Evening

The most interesting part of “Evening” happened when the film was cast. The younger version of Meryl Streep’s character is played by Streep’s real-life daughter, Mamie Gummer, while Natasha Richardson plays daughter to her real-life mother, Vanessa Redgrave. Nifty!

The movie itself, meh. Despite being lovely to look at and smoothed and polished around all the edges — the very picture of made-to-order chick-flick precision, down to the last hankie — it’s not the compelling emotional treatise it wants to be. It has the form of such a movie, and occasionally some of the function, but never in great enough quantities.

It does not want for good performances or beautiful locations, though. Directed by Hungarian cinematographer Lajos Koltai, it’s set mostly on a summer weekend in the late 1950s on the Massachusetts coast, home to wealthy New Englanders and their brandy-sipping guests. Young Ann (Claire Danes) is the maid of honor at the wedding of her college friend, Lila (Mamie Gummer), who is marrying some parent-approved doofus from the appropriate social class. Lila’s alcoholic embarrassment of a brother, a would-be writer named Buddy (Hugh Dancy), is there to keep Ann company, and so is Harris (Patrick Wilson), a longtime friend of Lila’s and Buddy’s who’s rugged and seafaring and would be a perfect match for Lila, were it not for the fact that he’s the son of their housekeeper. So Lila’s marrying some rich tool, and maybe Ann can flirt with Harris over the weekend.

All of this is seen in flashbacks. In the present, elderly Ann (Vanessa Redgrave) lies in what seems destined to be her deathbed, drifting in and out of lucidity. She’s cared for by her grown-up daughters, married-with-kids Connie (Natasha Richardson) and single-and-directionless Nina (Toni Collette), who are surprised to hear their mother mention people they’ve never heard of before. Buddy? Harris? Are these real people, or is Mom hallucinating as her mind slowly deteriorates?
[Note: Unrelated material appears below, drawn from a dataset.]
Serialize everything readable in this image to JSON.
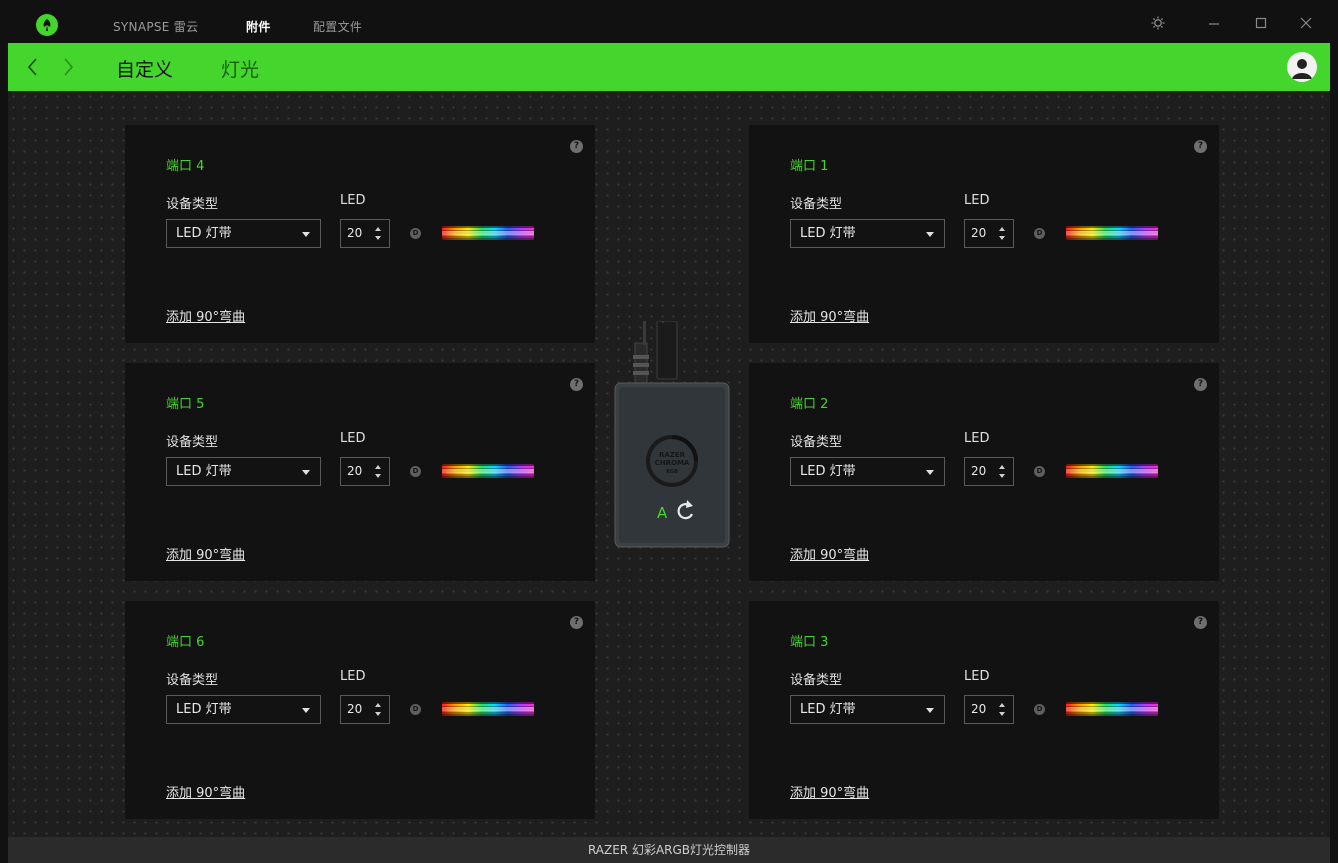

The story, adapted by Susan Minot and Michael Cunningham from Minot’s novel, is best when it stays in the past. The modern-day threads (Nina is non-committal to her boyfriend; she and Connie clash; etc.) do little to enrich the film’s texture, and let’s be honest: stories in the present don’t have nearly the same romantic sheen that tales from a bygone era do.

This particular bygone-era tale feels “Great Gatsby”-ish in its nostalgia and tragedy, although (and this may go without saying) it’s considerably less substantive than that or any other piece of real literature. But all of the film’s many women turn in solid performances, particularly the bed-ridden Redgrave, who does more with just her face than most people do with their entire bodies. Glenn Close is notable as Lila’s patrician mother, in a performance that is sabotaged by one unfortunate scene of hysterical melodrama.

The younger set are all fine, too, aided by Claire Danes’ soulfulness, Hugh Dancy’s whisky-soaked tragicomedy, and Patrick Wilson’s stalwartness. There’s a bittersweetness to the film that serves it well. Certain elements of the Ann-Harris-Buddy story resonate with real truth and beauty.

It’s all a little too factory-made, though. It’s the kind of female-centric syrup that isn’t conceived creatively so much as it’s calculated mathematically. But the sheer talent of the assembled cast almost ensures something good will come of it, and for a certain audience, “Evening” may be good enough.

B- (1 hr., 57 min.; PG-13, one F-word, a little mild sexuality, a little mild violence.)